Competing interests: JMD received a grant of £3500 in 2014 from UCB Pharma Limited (paid to The University of Sheffield) to study unscheduled admissions for seizures using Hospital Episode Statistics. UCB had no direct input into the project. The other authors have no competing interests.

Figures

Figure 1
Figure 1
Flow chart to illustrate the care pathway and exclusions throughout the EPIC study (EPIC1 and EPIC2). The EPIC1 exclusions were as follows: missing/inadequate data (18/178) and miscellaneous, for example, hoax call (6/178). The non-seizure diagnoses in EPIC1 were as follows: syncope, intoxicated/passed out, tremor/spasm, fall, rigours, twitching, panic attack, anxiety/hyperventilation, abnormal behaviour and social/miscellaneous/inappropriate. The non-seizure diagnoses in EPIC2 were 5/8 vasovagal, 1/8 syncope, 1/8 complete heart block and 1/8 collapse. EPIC, Epilepsy Pre-Hospital Interventions and Care.
Figure 2
Figure 2
Physiological parameters and the Sheffield Early Warning Score (SHEWS) for each of the patients on arrival in the Emergency Department. SHEWS score: 1 = increase frequency of observations and inform nurse, 2 = hourly observations and consider medical review, 3 = immediate medical review. No patients had a SHEWS score recorded that was higher than 1. Normal ranges: HR (60–100 bpm), RR (14–18 breaths per minute), systolic BP (100–140 mm Hg), blood glucose (3.5–11.1 mmol/L), temperature (36.5°C–37.5°C), O2 sat (<94%) and GCS (15/15). BP, blood pressure; GCS, Glasgow Coma Score; O2 sats, oxygen saturations; HR, heart rate; RR, respiratory rate.
Figure 3
Figure 3
Best available aetiological explanation for the index event. Acute symptomatic causes were: alcohol withdrawal, head injury, hypoglycaemia and transient ischaemic attack.
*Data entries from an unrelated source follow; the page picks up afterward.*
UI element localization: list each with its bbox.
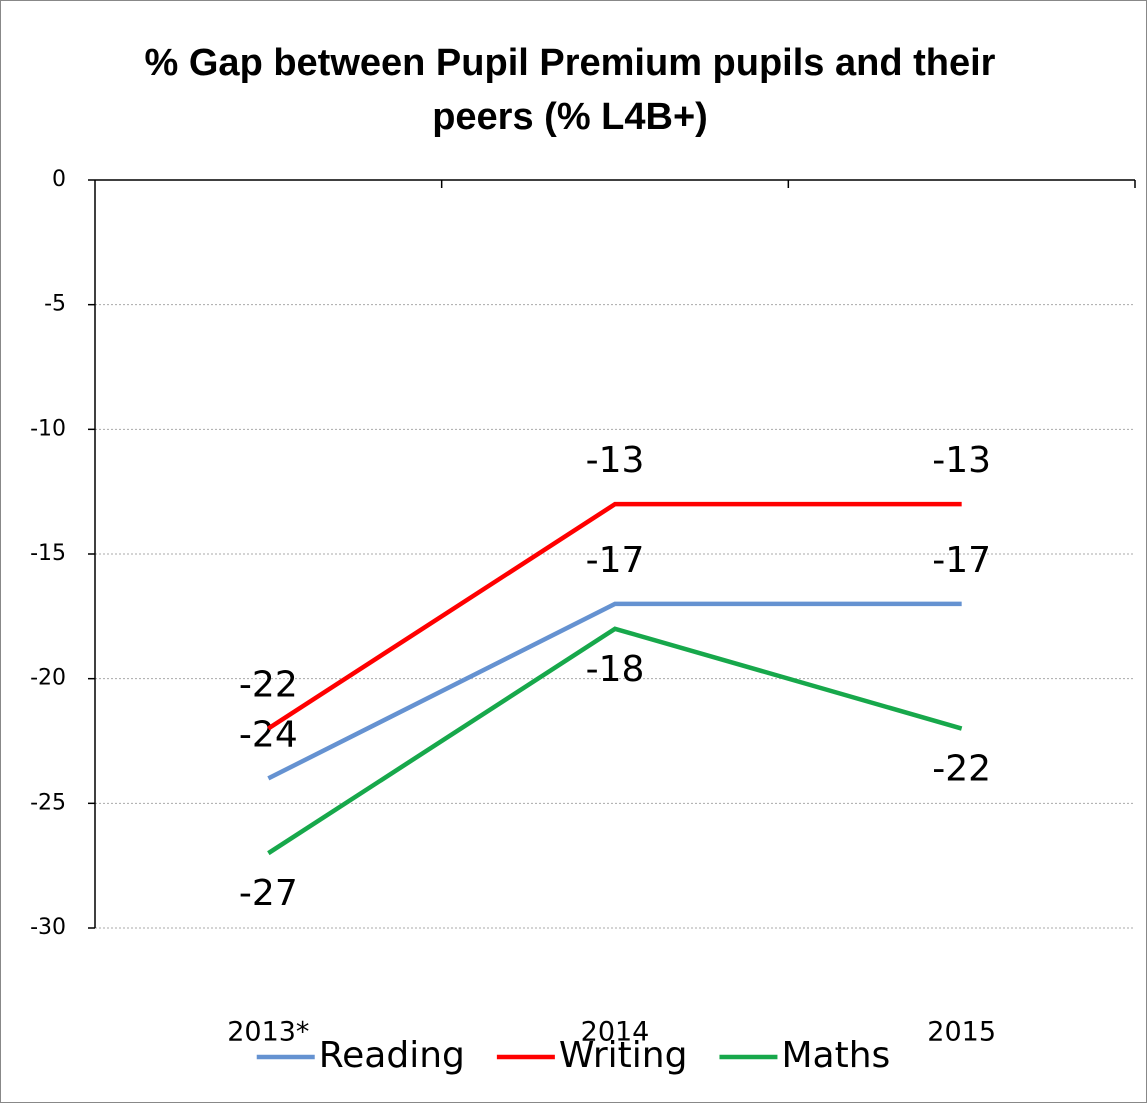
series-line — [267, 626, 963, 856]
chart-title: % Gap between Pupil Premium pupils and t… — [144, 42, 996, 138]
series-line — [267, 501, 962, 731]
y-tick-label: -10 — [30, 416, 66, 441]
data-label: -17 — [932, 540, 991, 581]
series-line — [267, 601, 962, 781]
y-tick-label: -25 — [30, 790, 66, 815]
legend-label: Reading — [319, 1035, 465, 1076]
data-label: -24 — [239, 714, 298, 755]
x-tick-label: 2014 — [581, 1017, 650, 1048]
legend-label: Maths — [781, 1035, 890, 1076]
data-label: -13 — [932, 440, 991, 481]
y-tick-label: -5 — [44, 292, 66, 317]
data-label: -27 — [239, 873, 298, 914]
x-tick-label: 2015 — [927, 1017, 996, 1048]
y-tick-label: -20 — [30, 666, 66, 691]
y-tick-label: -30 — [30, 915, 66, 940]
x-tick-label: 2013* — [227, 1017, 309, 1048]
y-tick-label: -15 — [30, 541, 66, 566]
data-label: -17 — [586, 540, 645, 581]
data-label: -22 — [239, 665, 298, 706]
legend-label: Writing — [559, 1035, 688, 1076]
y-tick-label: 0 — [52, 167, 66, 192]
data-label: -22 — [932, 749, 991, 790]
data-label: -13 — [586, 440, 645, 481]
data-label: -18 — [586, 649, 645, 690]
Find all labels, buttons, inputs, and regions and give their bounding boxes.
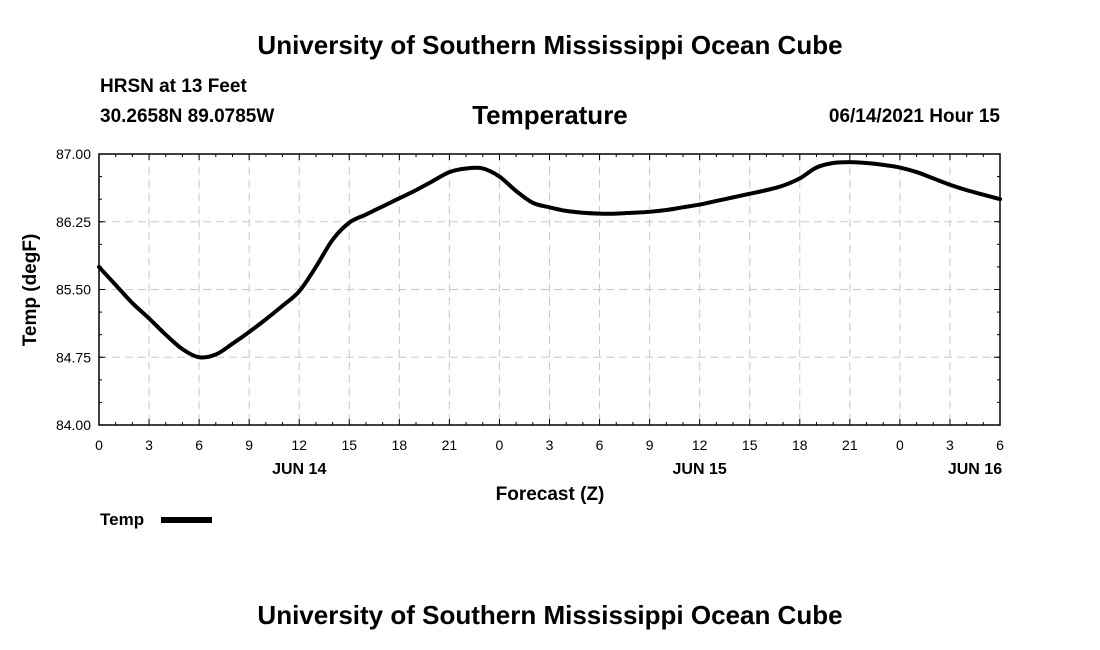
x-tick-label: 3: [546, 437, 554, 453]
x-tick-label: 6: [596, 437, 604, 453]
x-tick-label: 6: [195, 437, 203, 453]
chart-title-top: University of Southern Mississippi Ocean…: [257, 30, 843, 60]
x-tick-label: 18: [792, 437, 808, 453]
y-tick-label: 84.75: [56, 349, 91, 365]
x-tick-label: 3: [145, 437, 153, 453]
x-tick-label: 9: [245, 437, 253, 453]
y-tick-label: 87.00: [56, 146, 91, 162]
x-tick-label: 12: [692, 437, 708, 453]
station-label: HRSN at 13 Feet: [100, 76, 247, 97]
y-tick-label: 84.00: [56, 417, 91, 433]
x-tick-label: 21: [842, 437, 858, 453]
x-tick-label: 9: [646, 437, 654, 453]
x-date-label: JUN 15: [673, 461, 727, 478]
legend-label: Temp: [100, 510, 144, 529]
x-tick-label: 18: [392, 437, 408, 453]
x-tick-label: 3: [946, 437, 954, 453]
chart-title-bottom: University of Southern Mississippi Ocean…: [257, 600, 843, 630]
x-date-label: JUN 16: [948, 461, 1002, 478]
temperature-chart: 0 3 6 9 12 15 18 21 0 3 6 9 12 15 18 21 0 3 6 84.00 84.75 85.…: [20, 146, 1004, 529]
x-axis-label: Forecast (Z): [496, 484, 605, 505]
variable-title: Temperature: [472, 100, 628, 130]
station-coordinates: 30.2658N 89.0785W: [100, 106, 275, 127]
y-axis-label: Temp (degF): [20, 234, 41, 347]
x-tick-label: 6: [996, 437, 1004, 453]
forecast-datetime: 06/14/2021 Hour 15: [828, 106, 1000, 127]
x-tick-label: 0: [496, 437, 504, 453]
x-tick-label: 21: [442, 437, 458, 453]
x-date-label: JUN 14: [272, 461, 326, 478]
x-tick-label: 15: [341, 437, 357, 453]
x-tick-label: 0: [896, 437, 904, 453]
y-tick-label: 86.25: [56, 214, 91, 230]
x-tick-label: 12: [291, 437, 307, 453]
temp-series-line: [97, 160, 1002, 360]
y-tick-label: 85.50: [56, 282, 91, 298]
x-tick-label: 0: [95, 437, 103, 453]
x-tick-label: 15: [742, 437, 758, 453]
The cardiogenic events were vasovagal episode, syncope, complete heart block and collapse.
Figure 4A–D
Figure 4A–D
Data from EPIC1 and EPIC2 to illustrate diagnoses, exclusions and missing data at each stage in the care pathway. Pre-Hospital Diagnoses(A). In Sheffield May 2012, there were 178 suspected seizures for which 999 was called. A total of 24/178 were excluded and 22/178 were not seizures leaving 132/178 suspected seizure incidents that were studied in detail in EPIC1. Exclusions: missing/inadequate data (18/178, 10.1%) and miscellaneous, for example, hoax call (6/178, 3.4%). The clinical impression of the ambulance clinicians was that there was no evidence of seizure activity in 22/178 (12.4%). Not seizure diagnoses: syncope (3), intoxicated/passed out (2), tremor/spasm (2), fall (2), rigours (2), twitching (1), panic attack (1), anxiety/hyperventilation (2), abnormal behaviour (1) and social/miscellaneous/inappropriate (6). Hospital Diagnoses (B–D). Best Available Diagnoses (B). The hospital notes of 91/132 were analysed in detail (98/132 were transported to hospital but 4/98 transported to an hospital outside Sheffield and 3/98 sets of notes were not available). The best available data for the aetiology of the 91 events is shown in B (this is based on data from all sources: ED notes, inpatient notes and epilepsy clinic notes). Aetiology of acute symptomatic seizures: alcohol withdrawal (6), head injury (1), hypoglycaemia (1) and transient ischaemic attack (1). Emergency Department Diagnoses (C). A total of 82/91 that were transported to ED at Sheffield Teaching Hospitals NHS Foundation Trust were suspected seizures. A total of 9/91 were given non-seizure diagnoses: vasovagal episode (6), syncope (1), complete heart block (1) and collapse (1). NB/An additional 1/91 suspected seizure was transported direct to an inpatient ward so 82/91 were diagnosed with suspected seizures. Inpatient Diagnoses (D). A total of 27/83 were admitted to an inpatient ward.